O Superior Tribunal de Justiça (STJ) manteve acórdão do Tribunal de Justiça
de São Paulo (TJSP) que permitiu a um policial civil adotar a filha de um
relacionamento anterior de sua mulher – uma criança de dez anos. A decisão
resultou no reconhecimento da legitimidade do padrasto para o ajuizamento de
pedido preparatório de destituição do poder familiar do pai biológico da
criança, com base no Estatuto da Criança e do Adolescente (ECA).
Segundo o ECA, esse procedimento ocorre por provocação do Ministério Público
ou de pessoa dotada de legítimo interesse (caracterizado por estreita
relação entre o interesse pessoal do sujeito ativo – no caso, o padrasto – e
o bem-estar da criança). O padrasto foi o autor de ação originária no TJSP,
que lhe deu ganho de causa. O pai biológico, inconformado com a decisão do
tribunal paulista, recorreu ao STJ. A Terceira Turma do Tribunal Superior,
no entanto, entendeu que não há como reformar o acórdão recorrido, uma vez
que a regra estabelecida no artigo 155 do ECA foi devidamente observada.
No caso em questão, a mulher do policial teve com o pai biológico da menina
um relacionamento de seis meses, que resultou na gravidez e consequente
nascimento da criança. Os dois, apesar disso, nunca moraram juntos e o pai
só veio a conhecer a filha três meses depois do nascimento. Em 2002, o pai
passou a morar na Austrália, onde permaneceu por três anos, sem jamais
manifestar qualquer interesse pela criança. Lá, envolveu-se com
entorpecentes e acabou sendo deportado.
O padrasto, por sua vez, afirmou que “nunca, em momento algum, desde o
nascimento da menor, o requerido (pai biológico) agiu ou se comportou como
pai, tanto emocional como financeiramente, descumprindo claramente seus
deveres e obrigações por desídia, com nítida demonstração de desamor e
desinteresse”.
Estabilidade
O policial civil contou que passou a conviver com a mãe da criança quando
esta tinha dois anos e assumiu integralmente a família, tornando-se, com o
decorrer do tempo, pai da menor “de alma e de coração”. Destacou, ainda, que
ele e sua esposa trabalham, possuem um lar estável e vivem em ambiente
agradável com as filhas (a que ele pretende adotar e outra do relacionamento
do casal), na companhia de pessoas sãs e idôneas moral e financeiramente.

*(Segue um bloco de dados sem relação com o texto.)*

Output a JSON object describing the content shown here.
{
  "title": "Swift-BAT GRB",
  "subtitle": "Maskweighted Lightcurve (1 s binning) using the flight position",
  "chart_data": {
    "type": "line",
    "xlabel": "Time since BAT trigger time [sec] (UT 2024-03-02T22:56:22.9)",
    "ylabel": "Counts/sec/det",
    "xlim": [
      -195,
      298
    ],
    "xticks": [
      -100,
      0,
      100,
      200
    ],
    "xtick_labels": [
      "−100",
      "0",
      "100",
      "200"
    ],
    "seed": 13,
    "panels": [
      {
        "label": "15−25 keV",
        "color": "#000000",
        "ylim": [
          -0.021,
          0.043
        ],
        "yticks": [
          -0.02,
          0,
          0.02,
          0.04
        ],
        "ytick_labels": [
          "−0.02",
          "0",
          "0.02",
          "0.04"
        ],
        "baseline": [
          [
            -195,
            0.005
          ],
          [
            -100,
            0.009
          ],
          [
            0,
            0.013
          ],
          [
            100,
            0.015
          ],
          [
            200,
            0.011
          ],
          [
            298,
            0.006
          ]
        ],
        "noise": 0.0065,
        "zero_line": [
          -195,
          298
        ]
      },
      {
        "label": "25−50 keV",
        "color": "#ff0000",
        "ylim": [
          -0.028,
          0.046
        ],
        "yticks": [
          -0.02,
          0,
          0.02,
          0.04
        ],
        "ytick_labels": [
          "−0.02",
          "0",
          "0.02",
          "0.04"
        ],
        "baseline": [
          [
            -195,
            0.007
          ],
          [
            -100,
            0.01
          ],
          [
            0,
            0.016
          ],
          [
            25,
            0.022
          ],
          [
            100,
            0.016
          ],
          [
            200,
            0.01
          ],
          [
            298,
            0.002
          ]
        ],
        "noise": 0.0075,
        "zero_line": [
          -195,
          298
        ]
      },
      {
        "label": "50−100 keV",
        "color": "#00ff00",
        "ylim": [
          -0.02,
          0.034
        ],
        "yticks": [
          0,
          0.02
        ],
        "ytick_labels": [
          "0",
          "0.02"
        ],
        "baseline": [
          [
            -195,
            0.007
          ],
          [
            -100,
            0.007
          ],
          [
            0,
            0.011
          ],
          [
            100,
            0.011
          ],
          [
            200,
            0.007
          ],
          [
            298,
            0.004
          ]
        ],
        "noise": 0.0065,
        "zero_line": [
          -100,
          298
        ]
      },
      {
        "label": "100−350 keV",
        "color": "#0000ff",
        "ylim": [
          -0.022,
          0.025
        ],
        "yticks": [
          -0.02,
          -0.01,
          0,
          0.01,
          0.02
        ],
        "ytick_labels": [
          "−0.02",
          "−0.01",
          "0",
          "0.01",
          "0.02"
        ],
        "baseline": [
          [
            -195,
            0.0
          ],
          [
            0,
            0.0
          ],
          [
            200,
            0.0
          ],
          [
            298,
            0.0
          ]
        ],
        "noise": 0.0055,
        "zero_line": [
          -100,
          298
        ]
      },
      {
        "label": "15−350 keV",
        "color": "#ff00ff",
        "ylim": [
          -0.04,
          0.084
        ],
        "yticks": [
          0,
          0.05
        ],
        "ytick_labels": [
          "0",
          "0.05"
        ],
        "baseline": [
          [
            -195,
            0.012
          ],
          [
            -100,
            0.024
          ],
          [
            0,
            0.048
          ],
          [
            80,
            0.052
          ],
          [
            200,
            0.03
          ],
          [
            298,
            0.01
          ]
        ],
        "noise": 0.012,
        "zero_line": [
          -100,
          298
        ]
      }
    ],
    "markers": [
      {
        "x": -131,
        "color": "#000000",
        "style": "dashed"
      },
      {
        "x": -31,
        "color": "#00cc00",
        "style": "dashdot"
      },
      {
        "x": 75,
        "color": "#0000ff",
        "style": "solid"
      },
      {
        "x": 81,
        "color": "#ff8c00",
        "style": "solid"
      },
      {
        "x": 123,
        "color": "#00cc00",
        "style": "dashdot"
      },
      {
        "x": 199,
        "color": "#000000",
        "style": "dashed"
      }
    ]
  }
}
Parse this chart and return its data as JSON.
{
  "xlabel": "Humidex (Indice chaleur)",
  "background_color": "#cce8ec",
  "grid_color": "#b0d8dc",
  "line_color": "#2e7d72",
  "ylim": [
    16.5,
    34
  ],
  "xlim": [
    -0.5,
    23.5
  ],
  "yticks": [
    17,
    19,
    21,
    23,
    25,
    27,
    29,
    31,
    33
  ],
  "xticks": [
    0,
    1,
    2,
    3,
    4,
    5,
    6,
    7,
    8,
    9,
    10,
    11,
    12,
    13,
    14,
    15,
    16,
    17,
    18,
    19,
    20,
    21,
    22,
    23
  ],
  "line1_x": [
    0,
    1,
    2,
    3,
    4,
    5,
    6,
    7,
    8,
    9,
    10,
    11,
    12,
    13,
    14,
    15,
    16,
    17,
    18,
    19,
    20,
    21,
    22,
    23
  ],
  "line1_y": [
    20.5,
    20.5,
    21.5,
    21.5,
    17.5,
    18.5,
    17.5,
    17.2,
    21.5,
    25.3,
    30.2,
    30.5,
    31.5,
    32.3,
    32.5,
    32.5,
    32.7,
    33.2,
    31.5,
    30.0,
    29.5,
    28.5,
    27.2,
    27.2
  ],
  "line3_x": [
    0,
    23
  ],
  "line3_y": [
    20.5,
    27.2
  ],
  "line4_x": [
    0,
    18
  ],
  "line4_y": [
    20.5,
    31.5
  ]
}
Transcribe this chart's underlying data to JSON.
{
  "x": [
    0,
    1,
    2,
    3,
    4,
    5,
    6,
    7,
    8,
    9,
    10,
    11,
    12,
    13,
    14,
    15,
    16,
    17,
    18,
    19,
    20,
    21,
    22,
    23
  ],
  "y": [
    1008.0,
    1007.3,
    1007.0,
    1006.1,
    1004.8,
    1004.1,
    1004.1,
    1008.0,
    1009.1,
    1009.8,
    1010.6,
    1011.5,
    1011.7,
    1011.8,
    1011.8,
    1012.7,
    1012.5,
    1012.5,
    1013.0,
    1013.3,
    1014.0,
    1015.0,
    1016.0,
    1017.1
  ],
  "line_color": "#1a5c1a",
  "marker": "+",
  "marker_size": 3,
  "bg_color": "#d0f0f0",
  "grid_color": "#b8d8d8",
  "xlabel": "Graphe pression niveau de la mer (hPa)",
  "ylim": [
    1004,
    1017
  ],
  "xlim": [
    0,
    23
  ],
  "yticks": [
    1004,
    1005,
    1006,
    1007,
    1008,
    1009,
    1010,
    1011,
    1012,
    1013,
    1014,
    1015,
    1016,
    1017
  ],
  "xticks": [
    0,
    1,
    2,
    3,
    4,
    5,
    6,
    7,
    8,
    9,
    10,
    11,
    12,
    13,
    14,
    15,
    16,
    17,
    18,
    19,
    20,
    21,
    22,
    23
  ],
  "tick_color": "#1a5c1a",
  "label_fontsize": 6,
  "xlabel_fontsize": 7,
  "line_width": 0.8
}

Ao proferir seu voto, a relatora do recurso no STJ, ministra Nancy Andrighi,
afirmou que o alicerce do pedido de adoção reside no estabelecimento de
relação afetiva mantida entre o padrasto e a criança, em decorrência da
formação de verdadeira identidade familiar com a mulher e a adotanda. “Desse
arranjo familiar, sobressai o cuidado inerente aos cônjuges, em
reciprocidade e em relação aos filhos, seja a prole comum, seja ela oriunda
de relacionamentos anteriores de cada consorte, considerando a família como
espaço para dar e receber cuidados”, ressaltou.
A ministra citou texto do teólogo Leonardo Boff, em que ele afirma que a
constituição do ser humano advém da “atitude de ocupação, preocupação,
responsabilização e envolvimento com o outro”. “O modo de ser cuidado revela
de maneira concreta como é o ser humano. Sem cuidado, ele deixa de ser
humano. Se não receber cuidado desde o nascimento até a morte, o ser humano
desestrutura-se, definha, perde sentido e morre. Se, ao largo da vida, não
fizer com cuidado tudo o que empreender, acabará por prejudicar a sim mesmo
por destruir o que estiver à sua volta. Por isso, o cuidado deve ser
entendido na linha da essência humana”.